Evans W K
Ottawa Regional Cancer Centre, University of Ottawa, Ontario, Canada.
Oncology (Williston Park). 1998 Mar;12(3 Suppl 4):18-25; discussion 25-6.
Le Chevalier and colleagues have reported results of a randomized controlled clinical trial comparing vinorelbine alone, versus vinorelbine combined with cisplatin, versus standard treatment consisting of vindesine and cisplatin in the treatment of patients with advanced non-small-cell lung cancer (NSCLC). Data on survival in the three study arms and estimates of the resources used to treat these patients were extracted from the publication and inserted into Statistics Canada's POpulation HEalth Model (POHEM). This model includes data on diagnostic methods, treatment, and outcomes appropriate for stage at presentation, health care utilization, and direct care costs ($ Canadian) for best supportive care and for several "standard" chemotherapy regimens used to treat advanced NSCLC. POHEM was then used to model the cost of care per patient and the total burden of cost on the Canadian health care system for each of the chemotherapy treatment strategies and for best supportive care.
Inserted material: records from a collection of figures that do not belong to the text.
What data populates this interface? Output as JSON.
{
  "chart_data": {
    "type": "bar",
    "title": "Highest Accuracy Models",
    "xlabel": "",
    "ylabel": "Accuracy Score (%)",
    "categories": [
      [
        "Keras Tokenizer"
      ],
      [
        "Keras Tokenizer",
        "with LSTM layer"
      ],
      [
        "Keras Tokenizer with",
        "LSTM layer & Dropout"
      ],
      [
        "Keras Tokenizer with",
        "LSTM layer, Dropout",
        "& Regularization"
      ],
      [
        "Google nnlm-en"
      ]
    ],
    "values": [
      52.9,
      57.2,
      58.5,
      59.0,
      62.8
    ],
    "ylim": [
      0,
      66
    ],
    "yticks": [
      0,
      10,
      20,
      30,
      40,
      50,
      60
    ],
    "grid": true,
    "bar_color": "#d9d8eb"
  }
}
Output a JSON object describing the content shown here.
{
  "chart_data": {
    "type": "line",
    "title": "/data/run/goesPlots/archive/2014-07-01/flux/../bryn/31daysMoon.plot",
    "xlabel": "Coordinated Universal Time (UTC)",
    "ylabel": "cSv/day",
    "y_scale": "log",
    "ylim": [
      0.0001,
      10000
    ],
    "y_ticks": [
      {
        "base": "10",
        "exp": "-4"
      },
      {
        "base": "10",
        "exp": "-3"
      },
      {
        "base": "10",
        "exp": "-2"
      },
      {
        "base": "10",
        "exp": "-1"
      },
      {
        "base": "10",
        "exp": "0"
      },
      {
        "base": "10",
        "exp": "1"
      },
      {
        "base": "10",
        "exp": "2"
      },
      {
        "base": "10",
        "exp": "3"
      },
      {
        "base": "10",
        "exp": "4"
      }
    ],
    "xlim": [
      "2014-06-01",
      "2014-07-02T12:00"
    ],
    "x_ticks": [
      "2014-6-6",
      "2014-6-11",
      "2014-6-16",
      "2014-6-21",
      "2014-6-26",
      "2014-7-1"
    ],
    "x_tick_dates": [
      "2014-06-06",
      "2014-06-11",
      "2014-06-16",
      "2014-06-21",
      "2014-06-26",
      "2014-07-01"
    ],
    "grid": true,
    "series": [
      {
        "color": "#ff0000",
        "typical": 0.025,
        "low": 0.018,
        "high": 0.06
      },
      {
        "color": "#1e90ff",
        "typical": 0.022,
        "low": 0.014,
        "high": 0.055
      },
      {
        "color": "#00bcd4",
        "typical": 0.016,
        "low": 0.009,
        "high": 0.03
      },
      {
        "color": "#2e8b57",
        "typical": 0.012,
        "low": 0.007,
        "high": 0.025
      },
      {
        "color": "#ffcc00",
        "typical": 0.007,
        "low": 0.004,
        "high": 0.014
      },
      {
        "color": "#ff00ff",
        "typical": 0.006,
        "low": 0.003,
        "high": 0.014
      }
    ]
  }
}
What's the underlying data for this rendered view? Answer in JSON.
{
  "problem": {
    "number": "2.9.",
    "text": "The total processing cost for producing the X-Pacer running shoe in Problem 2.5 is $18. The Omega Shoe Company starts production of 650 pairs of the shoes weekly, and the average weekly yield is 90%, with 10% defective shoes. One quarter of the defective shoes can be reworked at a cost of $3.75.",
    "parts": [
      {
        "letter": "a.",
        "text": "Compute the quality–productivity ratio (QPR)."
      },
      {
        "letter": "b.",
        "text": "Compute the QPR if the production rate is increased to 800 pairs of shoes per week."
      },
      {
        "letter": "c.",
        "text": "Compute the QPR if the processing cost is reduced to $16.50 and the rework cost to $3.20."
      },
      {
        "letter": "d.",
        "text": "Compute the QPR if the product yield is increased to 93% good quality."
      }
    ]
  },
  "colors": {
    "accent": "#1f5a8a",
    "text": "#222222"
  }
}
Based on the published survival curves for each of the vinorelbine regimens, it was possible to estimate the survival gain relative to the standard chemotherapy regimens and to best supportive care, and to estimate their cost-effectiveness as cost per life year gained. Based on this analysis, the most cost-effective standard regimen relative to best supportive care was vinblastine/cisplatin, as it increased average survival while reducing costs by $2,846 per case. Vinorelbine/cisplatin increased survival to a greater degree, but inpatient administration costs associated with the delivery of cisplatin increased treatment costs by $2,983 per case and resulted in a cost-effectiveness ratio of $6,386 per life year gained. As high-dose cisplatin is not routinely administered in the inpatient setting in Canadian institutions, estimates were made of the cost of outpatient administration. The cost of outpatient care was $55 less per case demonstrating that this is the most cost-effective way to administer the regimen. Relative to etoposide/cisplatin and vinblastine/cisplatin, outpatient vinorelbine/cisplatin proved to be cost-effective. Various chemotherapy regimens used in the management of advanced NSCLC all fall within the boundaries of cost-effectiveness generally accepted for health care interventions in Canada. Therefore, cost and cost-effectiveness should not be barriers to the utilization of vinorelbine/cisplatin in Canada.
勒谢瓦利埃及其同事报告了一项随机对照临床试验的结果,该试验比较了长春瑞滨单药治疗、长春瑞滨联合顺铂治疗与由长春地辛和顺铂组成的标准治疗方案在晚期非小细胞肺癌(NSCLC)患者治疗中的效果。从该出版物中提取了三个研究组的生存数据以及用于治疗这些患者的资源估计值,并将其插入加拿大统计局的人口健康模型(POHEM)中。该模型包括适用于就诊时分期的诊断方法、治疗和结局数据、医疗保健利用情况以及最佳支持治疗和用于治疗晚期NSCLC的几种“标准”化疗方案的直接护理成本(加元)。然后,使用POHEM对每种化疗治疗策略以及最佳支持治疗的每位患者护理成本和加拿大医疗保健系统的总成本负担进行建模。根据已发表的每种长春瑞滨治疗方案的生存曲线,可以估计相对于标准化疗方案和最佳支持治疗的生存获益,并估计其成本效益,即每获得一个生命年的成本。基于此分析,相对于最佳支持治疗,最具成本效益的标准方案是长春花碱/顺铂,因为它提高了平均生存期,同时每例成本降低了2846加元。长春瑞滨/顺铂在更大程度上提高了生存率,但与顺铂给药相关联的住院给药成本使每例治疗成本增加了2983加元,导致每获得一个生命年的成本效益比为6386加元。由于加拿大机构的住院环境中不常规使用高剂量顺铂,因此对门诊给药成本进行了估计。门诊护理成本每例少55加元,表明这是该方案最具成本效益的给药方式。相对于依托泊苷/顺铂和长春花碱/顺铂,门诊长春瑞滨/顺铂被证明具有成本效益。用于晚期NSCLC管理的各种化疗方案均在加拿大医疗保健干预措施普遍接受的成本效益范围内。因此,成本和成本效益不应成为加拿大使用长春瑞滨/顺铂的障碍。